Touching the disposition of my plate: To Thomas Maister, my son, a goblett with a cover, partly gilt, a pott of silver with a cover, partly gilt, and four silver spoons. To Peter Maister, my son, a goblet of silver, partly gilte, a pot of silver, partly gilt, and four silver spoons. To Agnes Gifforde, my daughter, a goblet of silver, partly gilt, a pot of silver, partly gilt, and four silver spoons. The residue of my plate shall be divided between my wife and the children of me and her.

Witnesses: John Stewarde, Clerk, Vicar of the parish of Our Lady aforesaid, Thomas Severne of Sandwich, yeoman, Robert Redwoode of Wickhamborough, yeoman, and George Owen, of Little Borne [?]. Proved 14 June 1559 by Thomas Colwell and Elizabeth Maister, in the person of said Thomas Colwell, the executor named in the will. (P.C.C., Chaynay, 27).

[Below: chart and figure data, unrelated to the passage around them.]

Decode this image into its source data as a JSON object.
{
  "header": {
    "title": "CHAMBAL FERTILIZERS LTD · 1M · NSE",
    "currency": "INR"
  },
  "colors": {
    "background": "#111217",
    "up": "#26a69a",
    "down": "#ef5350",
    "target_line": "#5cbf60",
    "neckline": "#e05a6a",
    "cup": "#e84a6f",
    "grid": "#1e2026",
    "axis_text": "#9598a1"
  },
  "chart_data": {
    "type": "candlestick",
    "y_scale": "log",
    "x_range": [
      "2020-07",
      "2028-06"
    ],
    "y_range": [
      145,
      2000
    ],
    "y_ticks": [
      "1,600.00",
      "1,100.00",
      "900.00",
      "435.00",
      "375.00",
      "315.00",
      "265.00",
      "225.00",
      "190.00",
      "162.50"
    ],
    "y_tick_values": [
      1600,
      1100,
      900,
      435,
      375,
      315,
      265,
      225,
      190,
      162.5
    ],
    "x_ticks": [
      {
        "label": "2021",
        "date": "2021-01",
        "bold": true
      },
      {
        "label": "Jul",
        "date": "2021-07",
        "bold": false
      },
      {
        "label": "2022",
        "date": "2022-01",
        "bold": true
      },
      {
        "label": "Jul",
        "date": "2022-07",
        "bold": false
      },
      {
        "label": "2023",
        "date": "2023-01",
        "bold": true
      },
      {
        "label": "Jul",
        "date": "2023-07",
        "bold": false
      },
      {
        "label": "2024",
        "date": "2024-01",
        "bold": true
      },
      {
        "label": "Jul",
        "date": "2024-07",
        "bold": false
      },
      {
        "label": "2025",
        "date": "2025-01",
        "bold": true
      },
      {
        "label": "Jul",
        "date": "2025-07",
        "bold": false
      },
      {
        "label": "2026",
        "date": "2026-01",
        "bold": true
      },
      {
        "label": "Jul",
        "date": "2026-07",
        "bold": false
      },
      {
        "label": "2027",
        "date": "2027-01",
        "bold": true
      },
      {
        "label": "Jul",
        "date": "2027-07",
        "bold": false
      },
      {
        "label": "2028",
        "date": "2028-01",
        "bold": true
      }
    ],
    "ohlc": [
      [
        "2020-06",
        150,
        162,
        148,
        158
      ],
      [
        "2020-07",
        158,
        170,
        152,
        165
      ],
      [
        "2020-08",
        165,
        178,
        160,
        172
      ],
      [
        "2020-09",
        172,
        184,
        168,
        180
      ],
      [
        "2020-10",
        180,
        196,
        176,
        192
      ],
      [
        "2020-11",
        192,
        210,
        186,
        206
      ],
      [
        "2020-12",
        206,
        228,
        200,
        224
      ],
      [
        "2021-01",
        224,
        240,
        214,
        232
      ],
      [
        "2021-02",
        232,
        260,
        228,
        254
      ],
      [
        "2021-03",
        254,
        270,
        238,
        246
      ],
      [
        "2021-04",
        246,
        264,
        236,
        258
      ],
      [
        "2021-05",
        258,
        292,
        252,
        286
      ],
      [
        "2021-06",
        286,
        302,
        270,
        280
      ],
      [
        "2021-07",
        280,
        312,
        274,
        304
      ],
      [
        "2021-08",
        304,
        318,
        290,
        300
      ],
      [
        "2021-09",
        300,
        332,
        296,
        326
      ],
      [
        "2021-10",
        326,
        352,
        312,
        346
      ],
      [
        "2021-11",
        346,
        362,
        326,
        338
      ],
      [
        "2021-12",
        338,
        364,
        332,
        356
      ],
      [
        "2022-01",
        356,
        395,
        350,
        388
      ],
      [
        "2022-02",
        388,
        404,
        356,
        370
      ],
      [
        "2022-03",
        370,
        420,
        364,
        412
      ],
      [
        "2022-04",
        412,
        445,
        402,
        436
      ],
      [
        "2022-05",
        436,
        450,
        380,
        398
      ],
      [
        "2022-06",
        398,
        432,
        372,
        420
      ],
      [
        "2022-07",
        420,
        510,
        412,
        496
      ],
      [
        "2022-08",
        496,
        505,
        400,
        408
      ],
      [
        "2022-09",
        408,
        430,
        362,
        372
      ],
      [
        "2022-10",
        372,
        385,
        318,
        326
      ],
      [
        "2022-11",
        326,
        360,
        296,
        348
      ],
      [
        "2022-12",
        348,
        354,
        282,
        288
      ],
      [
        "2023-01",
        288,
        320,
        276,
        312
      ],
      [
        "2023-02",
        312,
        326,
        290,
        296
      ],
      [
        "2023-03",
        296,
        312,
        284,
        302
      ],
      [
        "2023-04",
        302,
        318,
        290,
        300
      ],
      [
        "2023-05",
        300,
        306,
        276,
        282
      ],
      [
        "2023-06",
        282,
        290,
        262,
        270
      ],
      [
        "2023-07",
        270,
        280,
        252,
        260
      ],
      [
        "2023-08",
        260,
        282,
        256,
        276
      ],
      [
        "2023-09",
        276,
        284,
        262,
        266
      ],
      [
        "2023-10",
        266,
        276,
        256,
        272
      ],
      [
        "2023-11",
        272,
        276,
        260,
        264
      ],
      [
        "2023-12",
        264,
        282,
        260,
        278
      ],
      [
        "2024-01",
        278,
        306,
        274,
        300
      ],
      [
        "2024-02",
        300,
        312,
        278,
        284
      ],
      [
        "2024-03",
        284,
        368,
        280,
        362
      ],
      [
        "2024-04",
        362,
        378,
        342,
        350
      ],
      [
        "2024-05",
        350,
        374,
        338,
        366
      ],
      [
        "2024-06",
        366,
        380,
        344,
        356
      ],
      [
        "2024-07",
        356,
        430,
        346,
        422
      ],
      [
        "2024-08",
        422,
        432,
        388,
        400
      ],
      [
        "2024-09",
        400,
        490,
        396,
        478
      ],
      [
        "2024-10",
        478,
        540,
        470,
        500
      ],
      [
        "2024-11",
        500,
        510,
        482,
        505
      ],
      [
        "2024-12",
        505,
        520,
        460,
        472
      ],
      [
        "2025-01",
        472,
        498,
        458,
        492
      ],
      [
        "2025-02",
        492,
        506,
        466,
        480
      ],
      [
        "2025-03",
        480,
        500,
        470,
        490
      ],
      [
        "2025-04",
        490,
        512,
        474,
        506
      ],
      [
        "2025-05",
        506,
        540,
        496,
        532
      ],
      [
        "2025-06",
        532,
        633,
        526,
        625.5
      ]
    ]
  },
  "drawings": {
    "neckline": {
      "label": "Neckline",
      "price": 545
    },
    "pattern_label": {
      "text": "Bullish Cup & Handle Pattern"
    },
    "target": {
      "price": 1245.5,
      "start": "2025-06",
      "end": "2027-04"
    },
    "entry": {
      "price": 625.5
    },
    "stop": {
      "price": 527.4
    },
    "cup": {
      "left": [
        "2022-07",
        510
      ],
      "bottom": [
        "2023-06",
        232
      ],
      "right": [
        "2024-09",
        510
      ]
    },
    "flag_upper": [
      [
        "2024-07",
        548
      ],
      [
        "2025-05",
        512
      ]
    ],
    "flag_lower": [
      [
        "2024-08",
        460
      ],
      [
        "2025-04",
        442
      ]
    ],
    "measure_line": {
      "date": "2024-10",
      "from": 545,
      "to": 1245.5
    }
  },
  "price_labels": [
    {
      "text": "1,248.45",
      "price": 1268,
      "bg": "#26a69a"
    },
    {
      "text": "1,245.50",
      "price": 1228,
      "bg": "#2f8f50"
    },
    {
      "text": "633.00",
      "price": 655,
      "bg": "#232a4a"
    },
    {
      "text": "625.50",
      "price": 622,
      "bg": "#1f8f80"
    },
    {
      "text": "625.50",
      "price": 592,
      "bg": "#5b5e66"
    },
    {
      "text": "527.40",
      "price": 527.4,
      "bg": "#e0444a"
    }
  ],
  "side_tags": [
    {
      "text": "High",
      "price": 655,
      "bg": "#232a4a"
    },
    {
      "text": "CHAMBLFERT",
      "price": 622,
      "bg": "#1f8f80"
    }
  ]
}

[Thomas Gifford, of Twyford, county Bucks, the testator of 1511, and Roger Gyfforde, of Middle Claydon, county Bucks, the testator of 1538, were brothers, being sons of John Gifford of Twyford, as appears from a comparison of the pedigree printed in Vol. 5, p. 176-181, of the Publications of the Harleian Society (The Visitations of the County of Oxford) with the pedigree printed on p. 93-94 of Metcalfe's edition of the Visitations of Northamptonshire, 1564 and 1618-19, and from a careful study of the two Gifford wills given above. The Giffard or Gifford family was a well-known family of Norman descent, which came into England in the days of the Conqueror. From an early date a branch of the family was settled at Twyford, county Bucks, and for the earlier generations of this branch the Visitations of the County of Oxford, referred to above, may be consulted.)